Founding AI Engineer - Staff
Engineering
Full time
Bay area, CA
About the Role
The engineering problem: general-purpose LLMs aren't good enough for legal work in their default state. We're building expert-in-the-loop systems which capture lawyer feedback continuously, feed it into our knowledge base so that the right lawyer guidance can be provided to LLMs via an agentic RAG process. The process involves a robust evaluation process to ensure high quality. As a Staff AI Engineer, you'll own the core AI systems that solve this problem. You'll set the technical direction for how we build, evaluate, and ship AI that works alongside lawyers in production.
What You'll Do
- Build and maintain LLM-based agents that handle complex legal workflows with lawyer oversight at critical decision points
- Design expert-in-the-loop systems where attorney feedback continuously improves AI quality — the core differentiator of our product
- Build evaluation infrastructure including LLM-as-a-judge evals for continuous monitoring, internal tooling for collecting feedback, and frameworks for running eval sets efficiently
- Stay on top of the frontier — track latest LLM architectures and model updates, build a framework to evaluate potential enhancements to the product
- Work directly with lawyers and product to understand how AI should behave in legal contexts and translate that into engineering decisions
What We're Looking For
Required
- 5+ years of production backend engineering experience in Python — you write code that ships and scales, not just notebooks
- 1+ year building LLM-based agents in production - agents that call external APIs, manage state, and make decisions.
- Built evaluation systems for measuring prompt and agent performance pre and post deployment.

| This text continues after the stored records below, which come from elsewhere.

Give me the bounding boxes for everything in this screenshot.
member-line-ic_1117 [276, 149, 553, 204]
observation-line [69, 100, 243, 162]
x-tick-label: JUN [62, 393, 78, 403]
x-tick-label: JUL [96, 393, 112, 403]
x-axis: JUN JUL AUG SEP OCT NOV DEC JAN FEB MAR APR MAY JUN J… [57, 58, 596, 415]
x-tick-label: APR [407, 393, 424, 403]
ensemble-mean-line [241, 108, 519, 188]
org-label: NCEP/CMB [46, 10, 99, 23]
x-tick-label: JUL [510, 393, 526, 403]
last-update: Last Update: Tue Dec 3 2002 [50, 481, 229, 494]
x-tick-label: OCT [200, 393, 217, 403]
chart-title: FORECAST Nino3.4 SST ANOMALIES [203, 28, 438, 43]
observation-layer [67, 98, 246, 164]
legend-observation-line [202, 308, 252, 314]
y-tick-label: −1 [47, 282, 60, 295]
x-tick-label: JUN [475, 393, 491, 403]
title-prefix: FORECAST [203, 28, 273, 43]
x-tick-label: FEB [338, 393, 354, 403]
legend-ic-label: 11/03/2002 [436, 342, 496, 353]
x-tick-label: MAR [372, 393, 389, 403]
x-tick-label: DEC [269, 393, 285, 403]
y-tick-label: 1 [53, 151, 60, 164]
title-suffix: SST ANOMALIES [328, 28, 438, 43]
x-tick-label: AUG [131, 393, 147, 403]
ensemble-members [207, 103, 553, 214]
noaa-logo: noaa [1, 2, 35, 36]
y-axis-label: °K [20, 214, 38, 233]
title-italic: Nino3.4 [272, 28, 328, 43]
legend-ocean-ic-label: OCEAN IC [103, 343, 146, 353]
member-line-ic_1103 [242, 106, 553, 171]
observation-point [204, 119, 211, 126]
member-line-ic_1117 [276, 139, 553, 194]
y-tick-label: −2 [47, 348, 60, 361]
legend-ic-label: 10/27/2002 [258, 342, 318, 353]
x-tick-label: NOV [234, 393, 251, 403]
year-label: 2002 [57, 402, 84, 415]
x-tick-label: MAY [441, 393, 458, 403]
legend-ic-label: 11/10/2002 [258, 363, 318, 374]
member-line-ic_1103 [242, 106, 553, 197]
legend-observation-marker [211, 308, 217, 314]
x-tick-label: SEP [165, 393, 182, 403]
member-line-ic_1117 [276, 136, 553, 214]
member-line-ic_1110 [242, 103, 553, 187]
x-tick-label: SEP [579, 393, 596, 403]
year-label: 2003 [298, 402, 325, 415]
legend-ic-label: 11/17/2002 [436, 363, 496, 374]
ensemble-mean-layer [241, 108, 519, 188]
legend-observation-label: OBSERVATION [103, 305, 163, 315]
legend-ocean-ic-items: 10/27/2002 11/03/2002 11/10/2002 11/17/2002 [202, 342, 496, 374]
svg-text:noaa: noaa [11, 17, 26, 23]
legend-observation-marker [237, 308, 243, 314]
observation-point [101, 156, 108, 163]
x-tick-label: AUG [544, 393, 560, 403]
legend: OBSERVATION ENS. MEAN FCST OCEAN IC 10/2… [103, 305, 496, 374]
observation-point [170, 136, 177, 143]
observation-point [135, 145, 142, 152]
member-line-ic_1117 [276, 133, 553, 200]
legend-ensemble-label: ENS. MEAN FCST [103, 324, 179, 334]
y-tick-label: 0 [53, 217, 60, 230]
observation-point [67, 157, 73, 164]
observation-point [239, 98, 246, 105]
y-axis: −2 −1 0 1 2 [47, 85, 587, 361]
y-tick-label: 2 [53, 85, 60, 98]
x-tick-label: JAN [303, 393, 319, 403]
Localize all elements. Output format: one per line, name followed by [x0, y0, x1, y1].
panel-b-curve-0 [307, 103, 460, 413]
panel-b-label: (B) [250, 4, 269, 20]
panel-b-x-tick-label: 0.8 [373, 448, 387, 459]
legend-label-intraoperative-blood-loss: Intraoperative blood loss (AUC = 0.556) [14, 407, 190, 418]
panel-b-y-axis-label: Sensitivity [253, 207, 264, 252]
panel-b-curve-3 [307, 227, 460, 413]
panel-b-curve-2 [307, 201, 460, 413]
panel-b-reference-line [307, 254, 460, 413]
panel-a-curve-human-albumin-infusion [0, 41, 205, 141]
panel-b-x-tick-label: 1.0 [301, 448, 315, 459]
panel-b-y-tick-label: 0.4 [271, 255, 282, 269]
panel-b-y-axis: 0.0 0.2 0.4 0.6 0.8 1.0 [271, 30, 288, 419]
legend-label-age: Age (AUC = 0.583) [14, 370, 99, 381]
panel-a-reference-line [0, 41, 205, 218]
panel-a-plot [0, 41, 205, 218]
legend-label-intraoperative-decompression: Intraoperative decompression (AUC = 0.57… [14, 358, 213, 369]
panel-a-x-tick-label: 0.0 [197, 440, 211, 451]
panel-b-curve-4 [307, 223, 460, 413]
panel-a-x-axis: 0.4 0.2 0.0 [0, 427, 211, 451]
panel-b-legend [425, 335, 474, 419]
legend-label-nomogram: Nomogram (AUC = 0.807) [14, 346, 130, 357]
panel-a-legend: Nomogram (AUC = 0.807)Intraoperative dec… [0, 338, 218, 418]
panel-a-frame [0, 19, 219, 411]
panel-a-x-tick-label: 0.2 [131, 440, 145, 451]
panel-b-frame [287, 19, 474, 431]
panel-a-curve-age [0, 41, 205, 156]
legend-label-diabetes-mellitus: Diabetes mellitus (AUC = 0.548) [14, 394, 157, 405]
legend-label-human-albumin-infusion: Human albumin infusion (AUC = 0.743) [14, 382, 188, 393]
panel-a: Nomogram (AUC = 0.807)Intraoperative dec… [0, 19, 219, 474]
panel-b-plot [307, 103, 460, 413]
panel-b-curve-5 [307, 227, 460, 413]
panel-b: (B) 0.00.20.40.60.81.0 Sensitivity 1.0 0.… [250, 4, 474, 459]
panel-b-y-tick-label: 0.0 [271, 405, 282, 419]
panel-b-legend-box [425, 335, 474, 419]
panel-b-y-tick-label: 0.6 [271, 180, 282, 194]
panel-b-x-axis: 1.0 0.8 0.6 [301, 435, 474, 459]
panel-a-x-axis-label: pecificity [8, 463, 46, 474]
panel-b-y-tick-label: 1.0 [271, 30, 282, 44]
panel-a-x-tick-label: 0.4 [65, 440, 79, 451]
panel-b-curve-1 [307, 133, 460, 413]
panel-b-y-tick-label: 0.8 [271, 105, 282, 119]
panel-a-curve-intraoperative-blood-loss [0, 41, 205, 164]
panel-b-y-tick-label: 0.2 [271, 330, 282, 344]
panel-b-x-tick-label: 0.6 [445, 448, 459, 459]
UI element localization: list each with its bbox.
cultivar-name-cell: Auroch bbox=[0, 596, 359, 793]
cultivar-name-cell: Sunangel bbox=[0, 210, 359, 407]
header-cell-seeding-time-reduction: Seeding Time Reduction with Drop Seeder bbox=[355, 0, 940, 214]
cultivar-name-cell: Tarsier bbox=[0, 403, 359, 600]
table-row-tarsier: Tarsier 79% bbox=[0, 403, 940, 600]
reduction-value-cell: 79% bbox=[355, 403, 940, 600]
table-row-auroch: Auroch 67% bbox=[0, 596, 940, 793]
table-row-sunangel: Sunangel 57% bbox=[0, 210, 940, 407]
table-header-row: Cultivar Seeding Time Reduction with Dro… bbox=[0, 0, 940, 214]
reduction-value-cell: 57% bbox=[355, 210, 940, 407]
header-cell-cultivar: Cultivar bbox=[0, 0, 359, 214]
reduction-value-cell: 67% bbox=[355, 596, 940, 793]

- Tech lead experience: you've owned architecture decisions, led development, handled deployment and monitoring
- AI-native workflow: you're already writing 90%+ of your code with tools like Claude Code, Cursor, or Codex
- In-person in SF: we build together in the office — this isn't a remote role
Nice to Have
- Experience building planning-based agents — systems that reason about goals, decompose tasks, and decide on actions autonomously
- Experience designing systems with expert/human feedback loops — where domain experts continuously improve AI output
Inhouse is the #1 AI lawyer for small to midsize businesses. We combine AI, lawyers from our own law firm, and an expert feedback loop to deliver fast, compliant, high-quality legal work at a fraction of the cost and turnaround time of traditional firms.
We're a small team, early stage, building in SF. You'll have real ownership over architecture and direction, ship to production fast, and work directly with attorneys who'll make you smarter about a domain most engineers never touch.